Eines der interessantesten Beispiele ist das Bild von Lejeune. Es zeigt
den Kampf um das Kloster Santa Engracia bei der Belagerung von Zaragoza
im Februar 1809. Lejeune hat an diesen Kämpfen selbst teilgenommen
und zeigt sich verwundet in der Bildmitte. Das Kloster und die Kämpfenden
sind dann auch mit großer Detailgenauigkeit dargestellt. Dennoch
kann man nicht übersehen, dass die Figuren gezielt positioniert sind.
Von entscheidender Bedeutung ist auch hier wieder das Licht, das effektvoll
aus einem verdunkelten Himmel auf die zentrale Statue einer Pieta fällt.
Vor dem Angesicht der trauernden Mutter Gottes morden sich die Menschensöhne.
Wahrscheinlich ist diese Statue jedoch eine reine Erfindung des
Künstlers. Man kann leider nicht mehr feststellen, da das Kloster
bei den Kämpfen weitgehend zerstört wurde. Die Statuen auf dem
Dach wurden aber auf jeden Fall von Lejeune durch Aasgeier ersetzt.
Dadurch wird bereits an diesem frühen Beisiel deutlich, wo die Historienmalerei
an ihre Grenzen stieß. Der detailverliebte Realismus reichte dem Küstler
offenbar nicht, um das von ihm selbst erlebte Grauen auszudrücken.

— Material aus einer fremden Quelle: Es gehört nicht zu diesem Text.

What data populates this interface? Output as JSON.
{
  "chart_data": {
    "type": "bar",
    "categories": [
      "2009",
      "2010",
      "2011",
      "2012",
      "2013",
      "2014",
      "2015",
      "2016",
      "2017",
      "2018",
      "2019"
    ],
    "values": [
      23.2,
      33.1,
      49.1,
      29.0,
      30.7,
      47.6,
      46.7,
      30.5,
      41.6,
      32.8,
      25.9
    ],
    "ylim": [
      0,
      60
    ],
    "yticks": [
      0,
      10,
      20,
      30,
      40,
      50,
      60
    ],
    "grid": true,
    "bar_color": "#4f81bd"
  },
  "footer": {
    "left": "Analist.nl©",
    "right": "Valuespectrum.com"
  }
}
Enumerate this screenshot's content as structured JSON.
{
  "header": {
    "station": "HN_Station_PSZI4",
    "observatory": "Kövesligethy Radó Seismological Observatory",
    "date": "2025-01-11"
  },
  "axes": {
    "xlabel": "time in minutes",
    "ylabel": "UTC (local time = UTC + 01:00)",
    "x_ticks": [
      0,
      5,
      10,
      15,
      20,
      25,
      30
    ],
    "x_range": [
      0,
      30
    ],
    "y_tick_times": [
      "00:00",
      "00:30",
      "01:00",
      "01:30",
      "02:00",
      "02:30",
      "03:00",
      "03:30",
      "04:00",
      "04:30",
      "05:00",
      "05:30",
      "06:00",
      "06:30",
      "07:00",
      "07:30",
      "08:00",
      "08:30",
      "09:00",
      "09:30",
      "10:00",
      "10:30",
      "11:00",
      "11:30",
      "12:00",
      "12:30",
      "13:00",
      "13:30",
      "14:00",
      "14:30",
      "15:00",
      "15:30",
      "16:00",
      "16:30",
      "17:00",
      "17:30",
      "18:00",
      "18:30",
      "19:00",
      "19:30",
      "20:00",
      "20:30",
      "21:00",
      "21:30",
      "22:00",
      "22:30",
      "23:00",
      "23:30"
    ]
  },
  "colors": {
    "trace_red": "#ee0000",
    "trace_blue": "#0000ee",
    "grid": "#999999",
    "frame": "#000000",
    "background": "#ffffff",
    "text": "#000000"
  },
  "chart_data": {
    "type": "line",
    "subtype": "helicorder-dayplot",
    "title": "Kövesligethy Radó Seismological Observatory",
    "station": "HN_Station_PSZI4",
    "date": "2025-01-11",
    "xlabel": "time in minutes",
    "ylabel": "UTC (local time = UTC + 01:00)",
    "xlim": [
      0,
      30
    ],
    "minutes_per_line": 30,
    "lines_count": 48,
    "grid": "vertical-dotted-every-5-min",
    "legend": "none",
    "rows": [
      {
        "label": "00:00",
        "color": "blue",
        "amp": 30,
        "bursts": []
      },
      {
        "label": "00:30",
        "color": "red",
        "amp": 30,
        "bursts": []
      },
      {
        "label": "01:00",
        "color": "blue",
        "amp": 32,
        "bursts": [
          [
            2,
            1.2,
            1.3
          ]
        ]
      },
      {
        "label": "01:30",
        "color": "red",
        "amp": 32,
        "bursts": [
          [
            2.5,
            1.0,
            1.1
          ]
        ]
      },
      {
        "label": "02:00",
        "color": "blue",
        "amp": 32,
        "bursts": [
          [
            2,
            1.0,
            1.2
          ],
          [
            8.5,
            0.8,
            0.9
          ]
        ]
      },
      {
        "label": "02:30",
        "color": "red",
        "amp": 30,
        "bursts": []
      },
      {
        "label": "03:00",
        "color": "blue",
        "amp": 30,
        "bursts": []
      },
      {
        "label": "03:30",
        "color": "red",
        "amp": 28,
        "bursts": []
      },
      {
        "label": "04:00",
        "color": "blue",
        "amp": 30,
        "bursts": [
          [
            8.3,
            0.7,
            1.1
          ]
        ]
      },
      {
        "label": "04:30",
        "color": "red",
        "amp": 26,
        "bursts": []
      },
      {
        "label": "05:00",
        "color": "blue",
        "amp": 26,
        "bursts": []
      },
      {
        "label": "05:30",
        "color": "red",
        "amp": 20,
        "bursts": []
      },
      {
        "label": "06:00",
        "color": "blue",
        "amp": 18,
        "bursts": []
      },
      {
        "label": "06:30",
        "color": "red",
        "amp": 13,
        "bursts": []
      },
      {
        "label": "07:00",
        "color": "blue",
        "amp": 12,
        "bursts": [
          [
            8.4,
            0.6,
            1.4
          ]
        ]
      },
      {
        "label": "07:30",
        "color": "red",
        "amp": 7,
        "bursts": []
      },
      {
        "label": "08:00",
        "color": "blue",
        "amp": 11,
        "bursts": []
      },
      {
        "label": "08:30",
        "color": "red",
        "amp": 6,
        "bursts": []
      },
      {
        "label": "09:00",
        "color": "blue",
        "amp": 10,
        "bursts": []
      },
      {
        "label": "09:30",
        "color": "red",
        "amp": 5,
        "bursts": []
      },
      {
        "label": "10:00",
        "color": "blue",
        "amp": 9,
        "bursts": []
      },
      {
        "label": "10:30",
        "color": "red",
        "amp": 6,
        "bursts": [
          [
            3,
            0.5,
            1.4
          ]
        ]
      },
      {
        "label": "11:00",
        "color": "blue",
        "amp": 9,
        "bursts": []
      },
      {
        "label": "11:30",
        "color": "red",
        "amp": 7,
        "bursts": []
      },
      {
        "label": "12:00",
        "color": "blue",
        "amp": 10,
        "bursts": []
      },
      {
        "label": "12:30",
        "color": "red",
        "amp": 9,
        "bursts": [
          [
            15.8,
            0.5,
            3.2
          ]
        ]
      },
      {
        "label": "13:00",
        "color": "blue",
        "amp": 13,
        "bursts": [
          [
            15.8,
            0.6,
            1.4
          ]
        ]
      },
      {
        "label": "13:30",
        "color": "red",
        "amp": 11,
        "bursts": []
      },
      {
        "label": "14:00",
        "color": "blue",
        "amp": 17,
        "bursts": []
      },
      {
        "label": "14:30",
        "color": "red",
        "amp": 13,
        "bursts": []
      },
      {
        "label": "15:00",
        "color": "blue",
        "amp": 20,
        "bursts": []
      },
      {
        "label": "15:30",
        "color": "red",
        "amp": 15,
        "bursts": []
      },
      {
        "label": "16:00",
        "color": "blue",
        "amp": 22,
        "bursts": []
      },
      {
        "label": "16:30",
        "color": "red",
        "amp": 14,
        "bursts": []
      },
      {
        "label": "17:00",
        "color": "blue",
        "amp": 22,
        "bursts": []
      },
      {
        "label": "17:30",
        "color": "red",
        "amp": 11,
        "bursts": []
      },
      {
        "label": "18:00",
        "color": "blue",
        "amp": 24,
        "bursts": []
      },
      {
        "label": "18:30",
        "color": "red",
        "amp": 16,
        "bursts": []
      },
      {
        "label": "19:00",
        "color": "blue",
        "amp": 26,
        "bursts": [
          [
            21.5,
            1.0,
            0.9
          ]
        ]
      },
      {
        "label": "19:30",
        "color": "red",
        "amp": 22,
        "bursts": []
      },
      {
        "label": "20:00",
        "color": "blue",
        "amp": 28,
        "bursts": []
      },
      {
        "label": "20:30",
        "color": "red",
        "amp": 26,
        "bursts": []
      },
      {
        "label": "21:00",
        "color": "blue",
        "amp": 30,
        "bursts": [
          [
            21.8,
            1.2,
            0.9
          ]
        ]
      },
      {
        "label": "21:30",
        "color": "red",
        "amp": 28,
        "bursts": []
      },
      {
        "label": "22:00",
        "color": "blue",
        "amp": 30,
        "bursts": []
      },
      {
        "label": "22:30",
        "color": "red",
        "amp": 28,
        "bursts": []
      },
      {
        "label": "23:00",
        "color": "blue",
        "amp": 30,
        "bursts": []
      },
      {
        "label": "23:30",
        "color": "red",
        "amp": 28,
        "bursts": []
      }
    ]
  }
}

Er musste
zur dramatischen Inszeierung zusätzlich noch Symbole bemühen.
Man könnte diese Galerie fast beliebig fortsetzen. Es geht uns
jedoch hier nicht darum, jedes einzelne Bild zu interpretieren, sondern wir möchten
lediglich den Betrachter auf einige Elemente aufmerksam machen, die er dann selbst
immer wieder aufs neue entdecken wird.
Diese Inszenierung des Spektakels, ganz besonders die spektakulären Lichteffekte
hatten große Auswirkungen auf die Entwicklung des
Films. Sie wurden dort aufgegriffen und
weiterentwickelt, als es mit der Historienmalerei längst vorbei war.
Licht und die Anordung der Figuren, um Spannung und Dynamik zu erzeugen, beeinflussten
aber auch die Fotografie, die ja auch weniger zeigt "wie es war", sondern wie "es gewesen
sein sollte".
Iwo Jima

Jedem bekannt ist das berühmte Foto von der Flaggenhissung auf
Iwo Jima. Weniger bekannt ist dagegen, dass es sich beim dem linken Bild
um das "langweiligere" Original handelt, das dann erst im Stil eines Historiengemäldes
aufgepeppt wurde.
Demonstration im Libanon

Großer Beliebtheit erfreuen sich gerade in neuester Zeit Fotos von
Demonstrationen, bei denen eine hübsche, Fahnen schwingende, junge
Frau ins Zentrum gesetzt wird. Wenn zudem noch das Licht günstig auf
ihr Haar fällt, reicht es vielleicht schon auf eine Titelseite. Dass
es sich dabei um ein Zitat von Delacroix handelt, ist kaum jemandem bewusst.